Credit rating agency Fitch Ratings in a September 2023 analysis similarly made the case that the IRA’s Drug Price Negotiation Program will deter investments in small molecule drugs.
“Companies may focus more on complex biologic products that benefit from longer periods before price negotiation is required,” Fitch Ratings concluded, “with less attention and investment for small molecule drugs, as they tend to lose the vast majority of their sales in the 12 months following patent expiration.”
The Congressional Budget Office (CBO) estimates that 13 fewer drugs would be introduced to the U.S. market between 2023 and 2052 as a result of the drug pricing provisions. “That’s out of about 1,300 drugs, so about a 1% reduction over that 30-year period,” a CBO spokesperson said in an email to BioSpace.

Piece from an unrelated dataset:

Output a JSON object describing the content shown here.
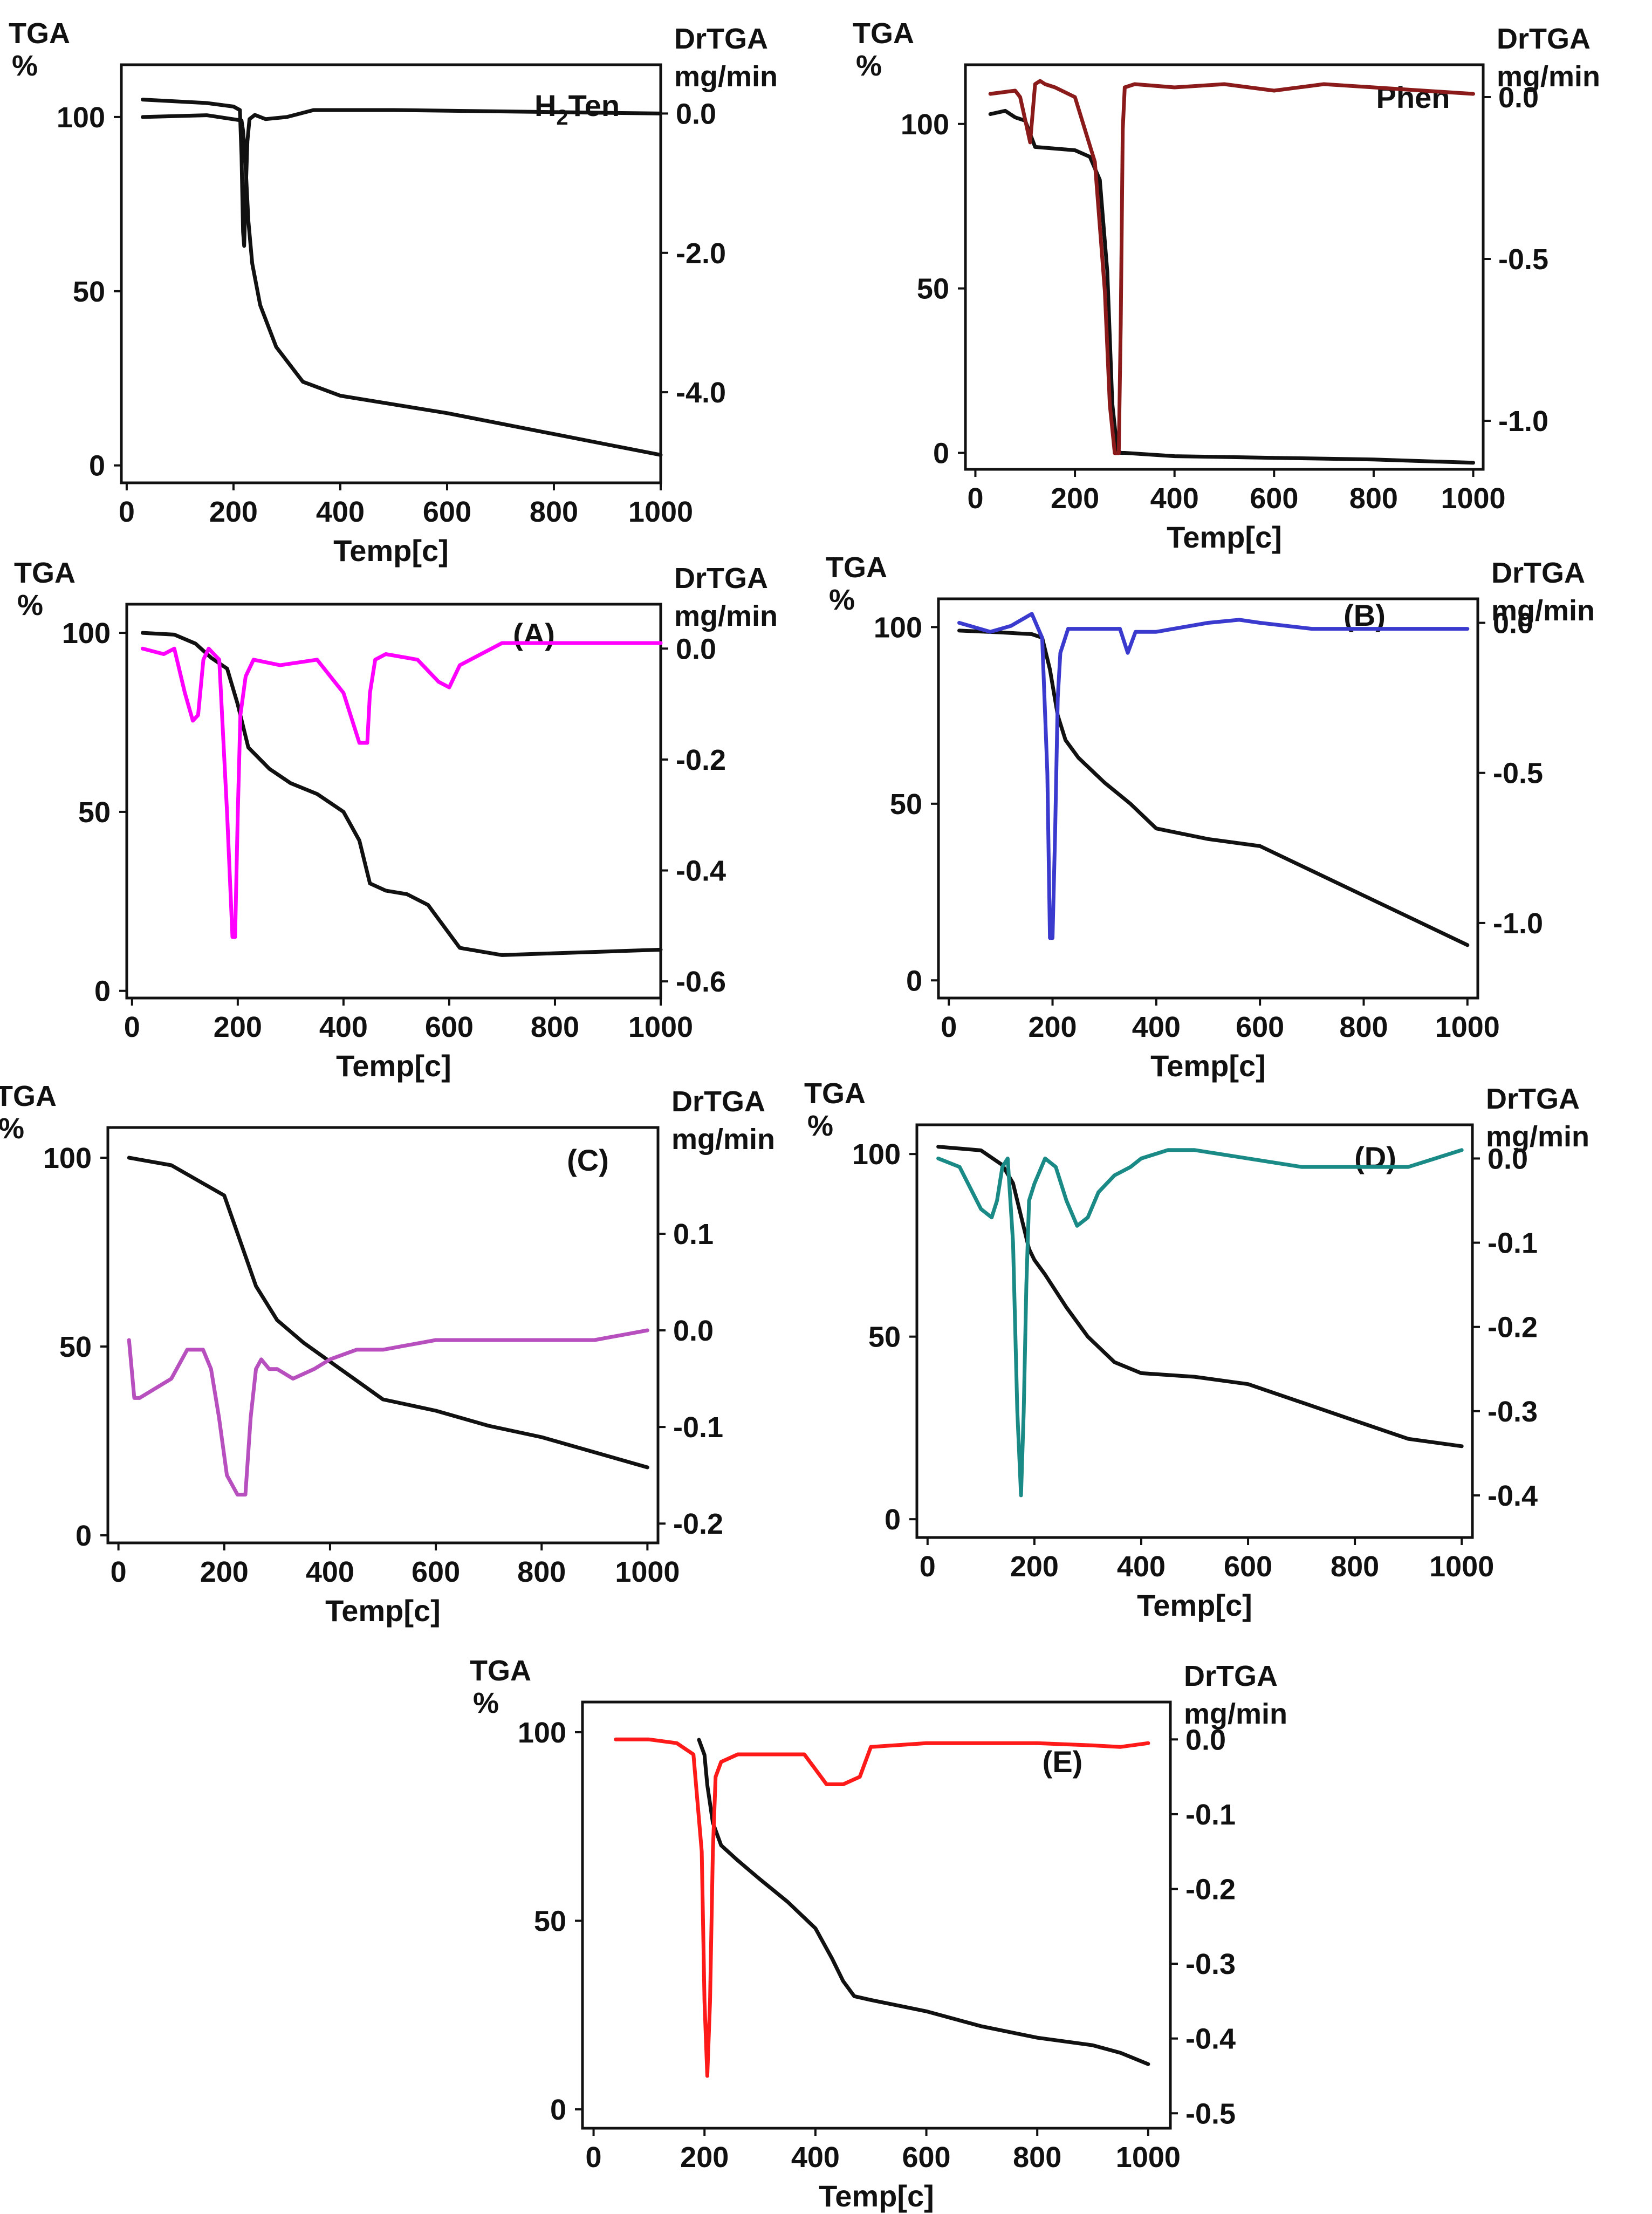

But the organization’s modeling infrastructure “doesn’t allow us to differentiate between the effect on biologics and the effect on small molecule drugs.”
No Patient Left Behind (NPLB)—a non-profit focused on patient access to affordable medicines—sent a letter to the CBO last month urging it to adopt changes to its modeling to be able to better understand how the IRA will affect these two drug classes differently, and make “an economic case for a legislative fix” to level the IRA’s negotiation playing field for all drugs at 13 years.
“Making these adjustments to CBO’s model would reveal why the Inflation Reduction Act has not merely reduced incentives for the development of new small molecules but essentially eliminated incentives for the earliest stages of funding for non-exempt small molecules aimed at diseases of aging, the effects of which may not be evident today but are clear over time,” NPLB Executive Director Peter Rubin wrote.
Gupta said he “appreciates” the modeling work the CBO does across different areas of the U.S. economy “but they’re not physicians, scientists or chemists” who have important insights into the industry and drug R&D.
“This feels like it was just a poorly drafted [IRA] provision that was done without a deep understanding and in a bit of a rushed timeframe,” Gupta added. “Now, we still have time to fix this before there’s long-lasting ramifications that truly impact patients and public health.”
However, a spokesperson for the Centers for Medicare and Medicaid Services in an emailed statement to BioSpace said that “improving the affordability of drugs in Medicare in the short run won’t hurt long-term innovation because this is an industry that has demonstrated time and time again—they will thrive.”